A ce propos, je me souviens d’avoir vu « La Belle Américaine » de Robert Dhéry en compagnie de la grand-mère, dans un cinéma des Champs-Élysées. La Belle Américaine, soit une Oldsmobile 98 de 1959 semble-t-il.

Je ne me souviens plus sur quelle voiture j’ai passé mon permis de conduire. Mais je me souviens que mon moniteur d’auto-école était un Breton, ancien marin pêcheur.

Je me souviens que dans « Tentative d’épuisement d’un lieu parisien » ne cessent de passer : autobus, autocars, voitures, taxis, fourgonnettes, bref, tout ce qui roule ou presque, un exercice mené par Georges Perec, place Saint-Sulpice (il s’était installé au café de la Mairie), en octobre 1974.

Je me souviens quand des loulous crânaient à bord de Simca 1000 Rallye ou de R8 Gordini, cette dernière généralement bleue et ornée de deux lignes blanches. Je me souviens du boucan qu’elles faisaient.

Je me souviens quand les voitures avaient des formes plus saillantes, des chromes qui soulignaient leurs lignes et, me semble-t-il, des phares toujours ronds.

Je me souviens quand dans certains pays il n’y avait qu’un modèle de voiture, ou presque. Ainsi je me souviens de la Seiscientos (Seat 600) en Espagne et de la Dacia 1300 en Roumanie, une sœur jumelle de la Renault 12.

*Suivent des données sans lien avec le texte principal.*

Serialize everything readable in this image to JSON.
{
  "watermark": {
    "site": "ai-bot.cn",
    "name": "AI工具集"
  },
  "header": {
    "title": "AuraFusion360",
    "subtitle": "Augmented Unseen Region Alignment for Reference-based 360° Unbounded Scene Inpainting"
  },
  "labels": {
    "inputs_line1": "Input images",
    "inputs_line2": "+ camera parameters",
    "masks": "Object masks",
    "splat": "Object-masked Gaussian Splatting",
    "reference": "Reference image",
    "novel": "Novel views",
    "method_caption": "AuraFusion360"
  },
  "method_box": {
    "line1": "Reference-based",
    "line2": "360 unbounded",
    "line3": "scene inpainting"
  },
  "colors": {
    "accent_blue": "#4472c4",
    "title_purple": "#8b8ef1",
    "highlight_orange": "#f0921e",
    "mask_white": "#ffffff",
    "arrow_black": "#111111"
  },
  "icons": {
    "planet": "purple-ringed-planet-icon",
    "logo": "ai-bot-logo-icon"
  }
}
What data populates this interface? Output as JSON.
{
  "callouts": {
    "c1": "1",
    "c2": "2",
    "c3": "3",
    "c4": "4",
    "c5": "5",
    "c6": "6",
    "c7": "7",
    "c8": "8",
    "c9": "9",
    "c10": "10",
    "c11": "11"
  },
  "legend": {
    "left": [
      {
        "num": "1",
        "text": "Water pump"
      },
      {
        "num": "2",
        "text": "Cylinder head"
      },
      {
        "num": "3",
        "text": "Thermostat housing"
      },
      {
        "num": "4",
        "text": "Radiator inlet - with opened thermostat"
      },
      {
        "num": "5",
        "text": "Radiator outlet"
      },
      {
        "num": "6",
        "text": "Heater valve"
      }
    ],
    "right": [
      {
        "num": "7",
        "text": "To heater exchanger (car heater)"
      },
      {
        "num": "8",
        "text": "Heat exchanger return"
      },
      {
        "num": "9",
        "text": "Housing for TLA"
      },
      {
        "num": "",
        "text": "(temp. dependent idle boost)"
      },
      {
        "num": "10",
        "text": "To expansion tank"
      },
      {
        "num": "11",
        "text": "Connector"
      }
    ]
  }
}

Je me souviens quand les poids lourds avaient un capot saillant, comme le camion Berliet TBO dont j’avais un modèle réduit Solido, soit le lance-fusée tactique, avec fusée creuse en plastique, démontable en deux parties, rouge pour la tête et blanche pour le reste.

Et puisqu’il est question de camions, je me souviens que dans « Le salaire de la peur » de Henri-Georges Clouzot, le camion que conduisent Yves Montand et Charles Vanel est un Corbitt 50SD6 de la Deuxième Guerre mondiale.

Je me souviens qu’enfant j’aimais m’accouder sur la dunette arrière de la voiture pour regarder la route se dévider.

Je me souviens quand les plaques minéralogiques permettaient en France d’identifier un département, avec le ou les deux chiffres en fin de numéro d’immatriculation. En Espagne, une ou deux lettres en début de numéro d’immatriculation permettaient d’identifier une province ou une ville autonome. Je me souviens quand les plaques minéralogiques portugaises étaient noires avec des lettres et des chiffres blancs et en relief.

Je me souviens d’une débauche de voitures dans « Bullitt » (1968) de Peter Yates avec Steve McQueen et sa Ford Mustang GT500 d’un beau vert bronze. Je me souviens en particulier de cette scène devenue culte, la course-poursuite dans les rues de San Francisco.